谷平:理想は「働くママ」や「女性活躍」のような言葉がなくなる社会だと思っています。そのために、我々自身がロールモデルになれるように試行錯誤しながらジョブシェア型短時間勤務の仕組みの完成度を高めていきたいですね。

ある企業の例では、営業職に在宅勤務の働き方を導入したところ、従来40件程度の応募が通常だった営業職に1,000件を超える応募が集まったそうです。いかに多くの人材が働き方の面だけで埋もれていたかがわかりますよね。

これは今後、予想される労働力不足を解決するためのヒントが詰まった事例だと思います。

今後取り組みたいことを教えてください。

北嶋:時短勤務でも環境さえ整っていれば、やりがいをもって戦力になれるということを当社からもっと発信していきたいですね。
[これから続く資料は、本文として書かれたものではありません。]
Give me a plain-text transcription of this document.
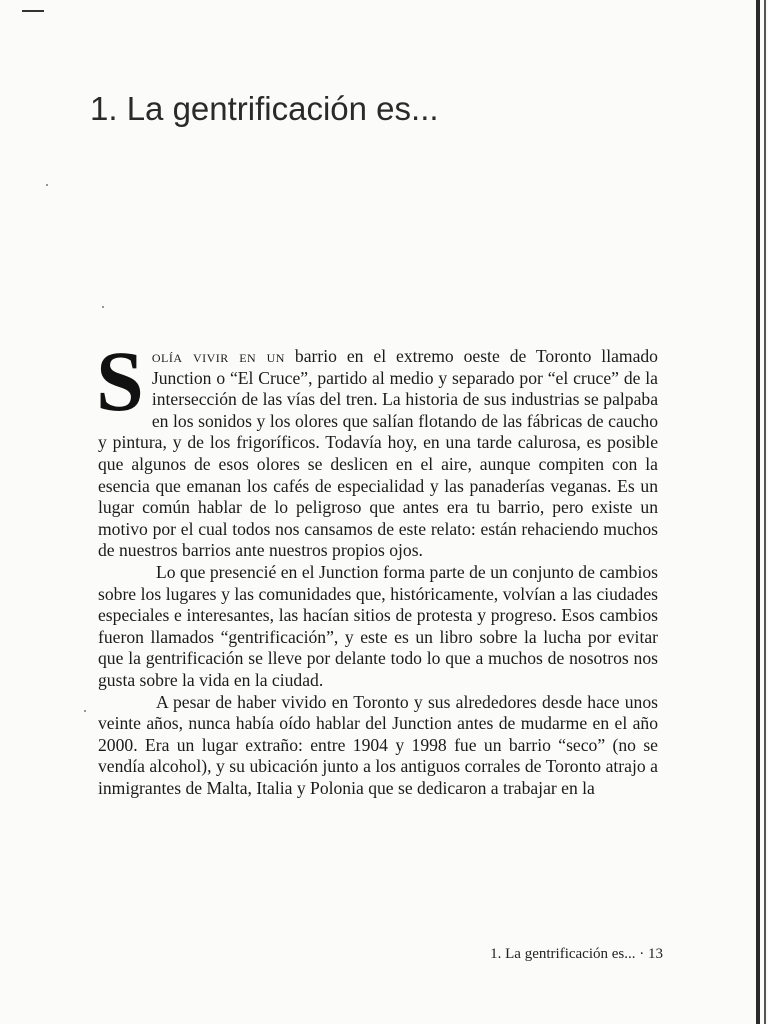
1. La gentrificación es...

Solía vivir en un barrio en el extremo oeste de Toronto llamado Junction o “El Cruce”, partido al medio y separado por “el cruce” de la intersección de las vías del tren. La historia de sus industrias se palpaba en los sonidos y los olores que salían flotando de las fábricas de caucho y pintura, y de los frigoríficos. Todavía hoy, en una tarde calurosa, es posible que algunos de esos olores se deslicen en el aire, aunque compiten con la esencia que emanan los cafés de especialidad y las panaderías veganas. Es un lugar común hablar de lo peligroso que antes era tu barrio, pero existe un motivo por el cual todos nos cansamos de este relato: están rehaciendo muchos de nuestros barrios ante nuestros propios ojos.

Lo que presencié en el Junction forma parte de un conjunto de cambios sobre los lugares y las comunidades que, históricamente, volvían a las ciudades especiales e interesantes, las hacían sitios de protesta y progreso. Esos cambios fueron llamados “gentrificación”, y este es un libro sobre la lucha por evitar que la gentrificación se lleve por delante todo lo que a muchos de nosotros nos gusta sobre la vida en la ciudad.

A pesar de haber vivido en Toronto y sus alrededores desde hace unos veinte años, nunca había oído hablar del Junction antes de mudarme en el año 2000. Era un lugar extraño: entre 1904 y 1998 fue un barrio “seco” (no se vendía alcohol), y su ubicación junto a los antiguos corrales de Toronto atrajo a inmigrantes de Malta, Italia y Polonia que se dedicaron a trabajar en la

1. La gentrificación es... · 13
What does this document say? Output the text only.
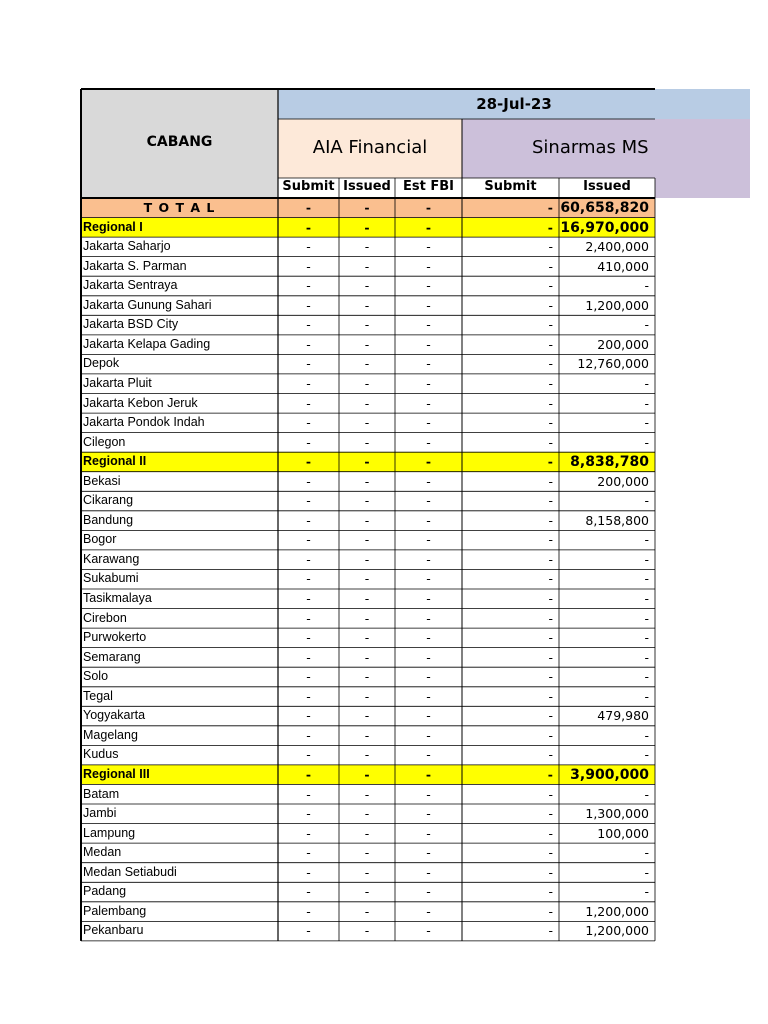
28-Jul-23
CABANG	AIA Financial	Sinarmas MS
Submit Issued Est FBI	Submit	Issued
T O T A L	-	-	-	- 60,658,820
Regional I	-	-	-	- 16,970,000
Jakarta Saharjo	-	-	-	-	2,400,000
Jakarta S. Parman	-	-	-	-	410,000
Jakarta Sentraya	-	-	-	-	-
Jakarta Gunung Sahari	-	-	-	-	1,200,000
Jakarta BSD City	-	-	-	-	-
Jakarta Kelapa Gading	-	-	-	-	200,000
Depok	-	-	-	-	12,760,000
Jakarta Pluit	-	-	-	-	-
Jakarta Kebon Jeruk	-	-	-	-	-
Jakarta Pondok Indah	-	-	-	-	-
Cilegon	-	-	-	-	-
Regional II	-	-	-	-	8,838,780
Bekasi	-	-	-	-	200,000
Cikarang	-	-	-	-	-
Bandung	-	-	-	-	8,158,800
Bogor	-	-	-	-	-
Karawang	-	-	-	-	-
Sukabumi	-	-	-	-	-
Tasikmalaya	-	-	-	-	-
Cirebon	-	-	-	-	-
Purwokerto	-	-	-	-	-
Semarang	-	-	-	-	-
Solo	-	-	-	-	-
Tegal	-	-	-	-	-
Yogyakarta	-	-	-	-	479,980
Magelang	-	-	-	-	-
Kudus	-	-	-	-	-
Regional III	-	-	-	-	3,900,000
Batam	-	-	-	-	-
Jambi	-	-	-	-	1,300,000
Lampung	-	-	-	-	100,000
Medan	-	-	-	-	-
Medan Setiabudi	-	-	-	-	-
Padang	-	-	-	-	-
Palembang	-	-	-	-	1,200,000
Pekanbaru	-	-	-	-	1,200,000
谷平:働きたい気持ちがあっても、時間に制約があるだけで組織の主戦力からはずすのは社会の損失だと思いますし、責めるべきは人ではなく仕組みと管理側だというのが起点です。

働けないモヤモヤを抱える方をたくさん見てきて、制約がある中でもやりがいをもって組織貢献できる仕組みを当社が構築して成功イメージを共有することで、社会全体の価値観を変える貢献ができればと思っています。

個人の働きがいと会社の成果を最大化するために現在の仕組みをブラッシュアップしていきたいですね。